Back at the Datalab home page in the upper right corner of the toolbar are 4 icons. Hover over the second one (the one that looks like a stack of progress bars) and the resulting tooltip should read Running Sessions. Click on that icon.

On the resulting page you should see one active notebook, the BigQuery-Test notebook you just created.

Click the Shutdown button on the right side and then close this tab.

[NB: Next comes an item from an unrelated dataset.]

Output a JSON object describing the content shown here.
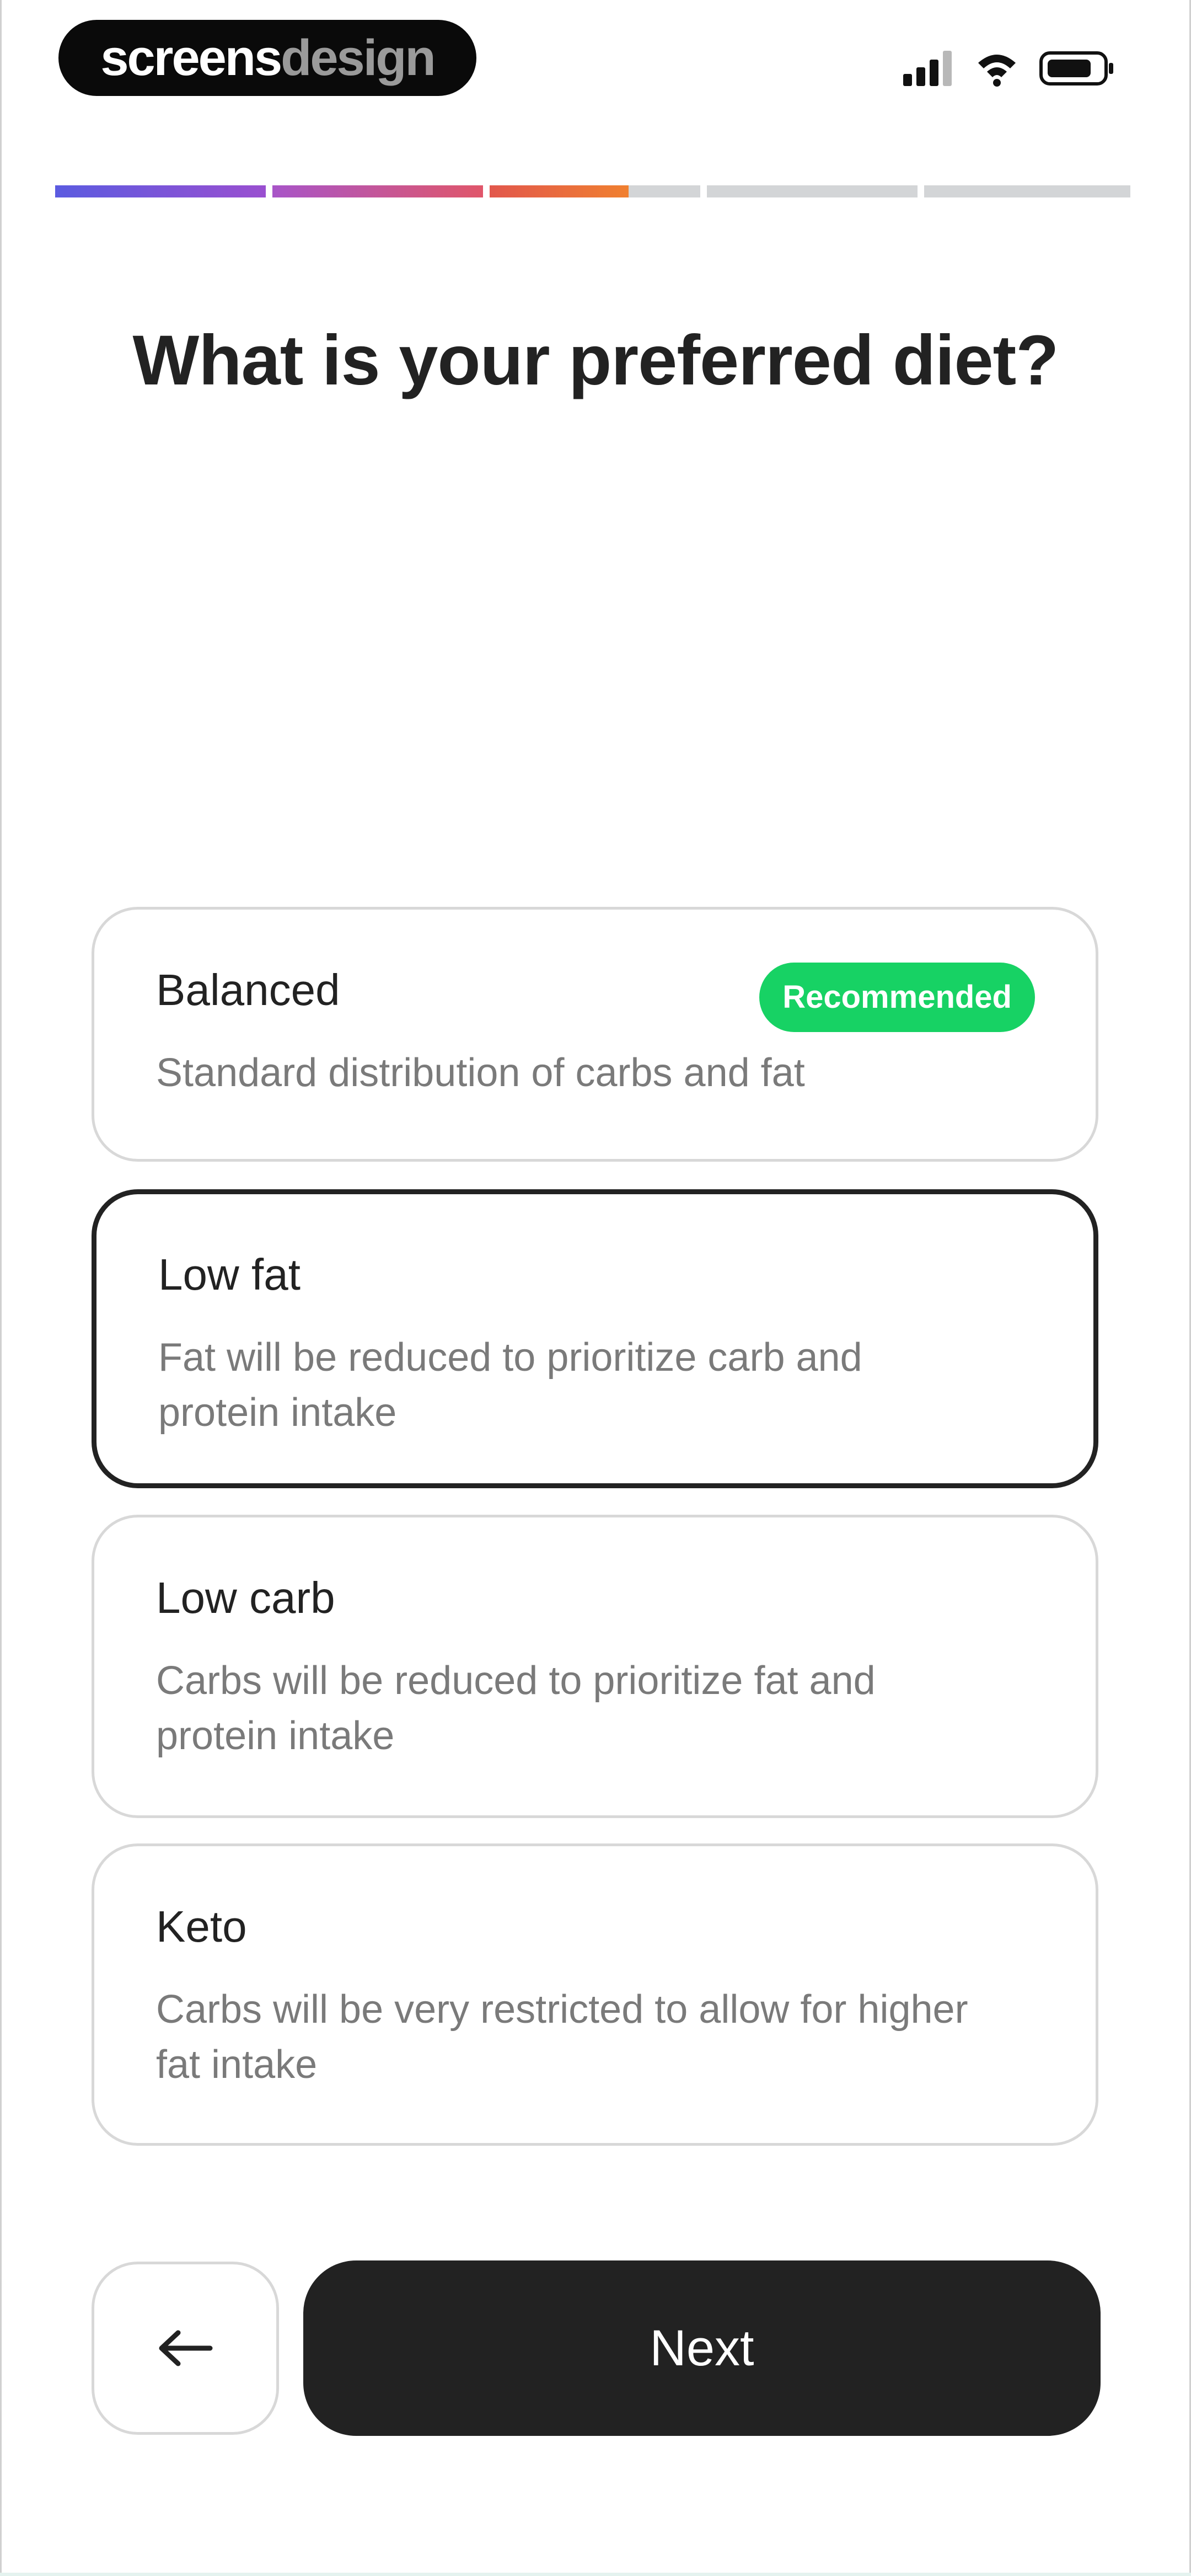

The last notebook didn't run anything in parallel on your Dataproc cluster. This time, let's get a notebook from the GitHub repository and execute it. This notebook uses PySpark and makes use of your Spark cluster.

Step 1

Back at the Datalab home page in the upper right corner of the toolbar are 4 icons. Hover over the first one (the one that looks like a fork in the road) and the resulting tooltip should read Open ungit. Click on that icon.

Step 2

Fill out the form to clone the github repository corresponding to the course:

https://github.com/GoogleCloudPlatform/training-data-analyst

Then click on Clone repository

Step 3

Back on the Datalab home page click the Home icon and navigate to datalab/notebooks/training-data-analyst/courses/unstructured. Click on PySpark-Test-Solution.ipynb to open that notebook.

Step 4

In the notebook, Click on Clear | All Cells. Now, execute each cell in turn, making sure to change any occurrences of BUCKET_NAME to be the name of your bucket.

Step 5

You will want to stop this notebook as you did the previous one. Click the Running Sessions link on the right side of the toolbar. Then, click the Shutdown button to the left of the PySpark-Test-Solution notebook.

Close this tab and return to the Datalab home page.

There's no need to keep any clusters.

Step 1

Close the Datalab tab.

Step 2

Navigate to the Dataproc service using the Web Console. Delete any clusters that you created in this exercise.